To be experiencing all of that mental grief — and physical and psychological abuse — from kids at school while living at home around an abusive father, who would physically attack my brother in front of me, is enough to fuck a kid up for the rest of their life. No child should feel suicidal at ten. No kid should be wanting to harm themselves at such a young age. This shit doesn’t happen with no cause. And most of the time, just like I was, kids are silent about it all because they don’t have the words. They’re punished for saying scary things, or they’re disbelieved. The bullying is downplayed and the kid is victim-blamed; ‘Hit back or you’re letting it continue.’
It’s no wonder I have rejection sensitivity dysphoria, BPD, and the constant cycling thoughts that no one actually likes me.

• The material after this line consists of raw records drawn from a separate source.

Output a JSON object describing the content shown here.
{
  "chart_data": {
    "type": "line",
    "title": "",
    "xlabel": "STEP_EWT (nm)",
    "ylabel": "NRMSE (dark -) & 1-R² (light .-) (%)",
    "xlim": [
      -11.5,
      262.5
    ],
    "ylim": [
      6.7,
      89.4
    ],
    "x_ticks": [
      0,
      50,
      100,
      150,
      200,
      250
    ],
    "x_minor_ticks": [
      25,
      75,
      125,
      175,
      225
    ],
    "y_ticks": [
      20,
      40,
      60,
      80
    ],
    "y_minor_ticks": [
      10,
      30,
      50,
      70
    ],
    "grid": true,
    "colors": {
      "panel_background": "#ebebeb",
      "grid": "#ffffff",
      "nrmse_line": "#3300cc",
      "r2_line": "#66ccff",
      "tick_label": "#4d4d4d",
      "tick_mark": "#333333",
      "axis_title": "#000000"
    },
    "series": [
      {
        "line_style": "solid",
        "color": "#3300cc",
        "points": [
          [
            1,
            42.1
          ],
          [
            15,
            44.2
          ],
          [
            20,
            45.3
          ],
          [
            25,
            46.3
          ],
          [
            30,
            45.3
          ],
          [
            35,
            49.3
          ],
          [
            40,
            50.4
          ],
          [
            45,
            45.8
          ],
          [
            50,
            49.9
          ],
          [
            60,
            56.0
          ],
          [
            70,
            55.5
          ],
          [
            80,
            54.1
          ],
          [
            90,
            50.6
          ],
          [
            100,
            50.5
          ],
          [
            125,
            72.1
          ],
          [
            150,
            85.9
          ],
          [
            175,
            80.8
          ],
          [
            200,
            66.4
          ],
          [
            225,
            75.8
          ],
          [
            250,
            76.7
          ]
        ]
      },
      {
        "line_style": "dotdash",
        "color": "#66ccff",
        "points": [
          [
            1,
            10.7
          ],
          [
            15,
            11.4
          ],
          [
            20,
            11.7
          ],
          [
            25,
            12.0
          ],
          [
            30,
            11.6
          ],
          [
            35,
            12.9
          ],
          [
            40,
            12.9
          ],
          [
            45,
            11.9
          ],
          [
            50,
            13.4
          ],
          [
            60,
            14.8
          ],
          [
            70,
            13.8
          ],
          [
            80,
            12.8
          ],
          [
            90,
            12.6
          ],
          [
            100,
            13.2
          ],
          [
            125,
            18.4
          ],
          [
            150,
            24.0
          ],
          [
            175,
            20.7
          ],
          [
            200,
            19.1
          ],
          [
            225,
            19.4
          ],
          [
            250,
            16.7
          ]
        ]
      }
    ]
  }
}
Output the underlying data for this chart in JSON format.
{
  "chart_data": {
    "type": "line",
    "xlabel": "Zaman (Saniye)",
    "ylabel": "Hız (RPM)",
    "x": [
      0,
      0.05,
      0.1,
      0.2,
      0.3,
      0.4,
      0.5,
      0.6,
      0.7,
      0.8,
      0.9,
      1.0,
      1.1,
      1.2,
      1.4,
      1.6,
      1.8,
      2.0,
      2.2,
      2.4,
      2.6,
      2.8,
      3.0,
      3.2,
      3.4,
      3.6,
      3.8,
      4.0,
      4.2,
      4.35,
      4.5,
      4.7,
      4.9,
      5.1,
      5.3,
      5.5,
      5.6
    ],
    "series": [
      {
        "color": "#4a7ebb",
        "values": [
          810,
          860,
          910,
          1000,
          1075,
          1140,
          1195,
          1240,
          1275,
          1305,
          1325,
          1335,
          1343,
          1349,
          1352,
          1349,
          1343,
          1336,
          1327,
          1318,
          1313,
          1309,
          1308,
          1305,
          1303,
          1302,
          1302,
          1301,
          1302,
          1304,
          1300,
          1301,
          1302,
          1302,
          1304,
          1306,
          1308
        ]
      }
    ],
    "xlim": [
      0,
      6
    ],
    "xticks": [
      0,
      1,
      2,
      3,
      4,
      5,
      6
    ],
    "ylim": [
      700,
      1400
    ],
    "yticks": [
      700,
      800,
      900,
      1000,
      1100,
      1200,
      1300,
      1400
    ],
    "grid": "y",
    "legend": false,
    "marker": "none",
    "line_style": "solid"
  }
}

I don’t trust a lot of people — very few. When you’re that young and your friends are also manipulative, gaslighting abusers who make you think they like you, and then abuse you in between the sleepovers and fun moments, and then go right back to siding with your bully because she’s popular, you lose that precious early stage of self-discovery and development. You learn to see the world as dangerous.
And that’s likely why, after all these years, therapy hasn’t fixed my agoraphobia, my fear of people, or my panic disorder. We weren’t focusing on the right thing. I’d fallen into a thinking trap that is popular in America, that kids get bullied sometimes and it’s a regular part of growing up in a public school system. So many TV shows and films involving high school, at the least, involved some characters getting severely bullied. It’s so normalized.
That’s bullshit. And I’m not going to normalize it for myself anymore. I’m not a little kid without the words now. I’m a grieving, severely mentally ill adult whose life was ruined by little fucks who probably grew up to have amazing lives. Maybe it’s not productive to think ill of them; they were only kids after all. That shouldn’t be an excuse, though. I never treated anyone like that.
I hope they have trouble sleeping at night and are flooded with nightmares, just like me. Most importantly, if they have children, I hope they protect their child from kids like them.